Adnan Syed leaves the Baltimore City Circuit Courthouse in Baltimore, Maryland on February 5, 2016.

(Reuters)

Serial became the first-ever podcast to win a Peabody Award. Syed’s case was explored in an HBO documentary (also titled The case against Adnan Syed) in 2019. Rabia Chaudry, a lawyer and friend of Syed, published a book titled Adnan’s story: the search for truth and justice after the soap operain 2016, and hosted undiscloseda podcast on wrongful convictions, since 2015. Serial continued with a second season focusing on Bowe Bergdahl, an American soldier who was held captive by the Taliban and later charged with desertion. The show’s third season featured several individual cases, with the aim of illustrating the day-to-day workings of the criminal justice system.

“I don’t think we can understand how the criminal justice system works by interrogating an extraordinary case,” Koenig said in the season three premiere. “Ordinary cases are where we have to look. We need to spend at least a year observing ordinary criminal justice in the least exceptional, middle-of-the-road, middle-of-the-country place we can find – Cleveland.

It’s impossible not to see Serial‘s reflected in the myriad of true-crime podcasts released in the years since. Up and gone (2016), Wondery’s Dr. Death (2018), and Your own garden (2019) are among a cohort of podcasts to have adopted a similar format, telling the story of one specific case per season. Serial permeated pop culture to the point that Saturday Night Live used it as the basis for a skit in December 2014, with Cecily Strong playing Koenig. The sketch, which mimicked Koenig’s delivery, SerialThe writing style and format of, and even the podcast’s opening theme, only made sense if viewers were familiar with the show. SNL the writers believed they were, and obviously – the skit has 3.4 million views on YouTube – they were right.

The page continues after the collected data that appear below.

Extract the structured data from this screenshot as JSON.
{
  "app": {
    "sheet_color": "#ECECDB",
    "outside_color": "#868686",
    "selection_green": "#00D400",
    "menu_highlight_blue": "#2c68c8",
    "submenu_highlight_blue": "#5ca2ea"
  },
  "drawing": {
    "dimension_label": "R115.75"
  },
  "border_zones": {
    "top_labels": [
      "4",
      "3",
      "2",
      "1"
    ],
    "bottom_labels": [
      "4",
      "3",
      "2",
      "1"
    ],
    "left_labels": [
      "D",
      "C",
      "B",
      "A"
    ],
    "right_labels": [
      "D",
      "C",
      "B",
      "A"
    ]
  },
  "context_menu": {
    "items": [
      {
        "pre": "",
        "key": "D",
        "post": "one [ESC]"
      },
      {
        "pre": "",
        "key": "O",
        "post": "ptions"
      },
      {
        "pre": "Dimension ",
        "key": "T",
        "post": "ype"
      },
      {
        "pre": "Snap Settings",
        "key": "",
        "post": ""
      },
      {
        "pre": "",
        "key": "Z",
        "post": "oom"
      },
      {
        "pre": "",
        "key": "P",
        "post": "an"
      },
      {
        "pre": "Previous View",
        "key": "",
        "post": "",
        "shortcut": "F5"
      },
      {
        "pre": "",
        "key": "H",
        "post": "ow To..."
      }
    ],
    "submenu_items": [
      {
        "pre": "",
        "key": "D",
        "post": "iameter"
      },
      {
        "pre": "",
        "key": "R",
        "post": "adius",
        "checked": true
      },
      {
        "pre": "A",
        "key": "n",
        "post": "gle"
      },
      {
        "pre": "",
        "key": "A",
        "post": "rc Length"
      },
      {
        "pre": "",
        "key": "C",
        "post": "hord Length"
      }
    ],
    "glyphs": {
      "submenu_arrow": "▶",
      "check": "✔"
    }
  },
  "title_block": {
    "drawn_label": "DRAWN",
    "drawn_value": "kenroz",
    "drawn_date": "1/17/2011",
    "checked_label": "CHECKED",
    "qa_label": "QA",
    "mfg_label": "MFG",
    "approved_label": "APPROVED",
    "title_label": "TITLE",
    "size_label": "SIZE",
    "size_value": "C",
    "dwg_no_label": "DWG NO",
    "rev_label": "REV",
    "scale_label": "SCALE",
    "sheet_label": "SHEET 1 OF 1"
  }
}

In Syed’s case, the Wednesday (September 14) announcement that prosecutors had asked a judge to overturn Syed’s conviction was a monumental development after years of protracted legal battles.

“The motion filed today supports a new trial for Syed based on a nearly year-long investigation that uncovered undisclosed and newly developed information regarding two alternate suspects, as well as cell tower data. unreliable,” a state office press release said. Lawyer Marilyn Mosby. He goes on to say that “the State is not, at this time, asserting that Mr. Syed is innocent”, but that “while the investigation is ongoing, taking into account all of the circumstances, the State does not trust the integrity of the conviction and demands that Mr. Syed be granted a new trial.

Mosby also called for Syed to be released from prison, as “we believe keeping Mr. Syed in custody as we continue to investigate the matter with all that we know now, while we have no faith in the results of the first trial, would be unjust.”

If the motion is granted, Syed could get a new trial, or prosecutors could dismiss the charges depending on the results of an ongoing investigation. The Twitter account of Serial reacted to the development in a post that read, “This is great news. For the first time, Baltimore prosecutors say they don’t trust Adnan Syed’s conviction and are calling for his release. It was a classically factual statement, a concise analysis of what we know and what remains to be seen. A fitting message for a moment eight years in the making.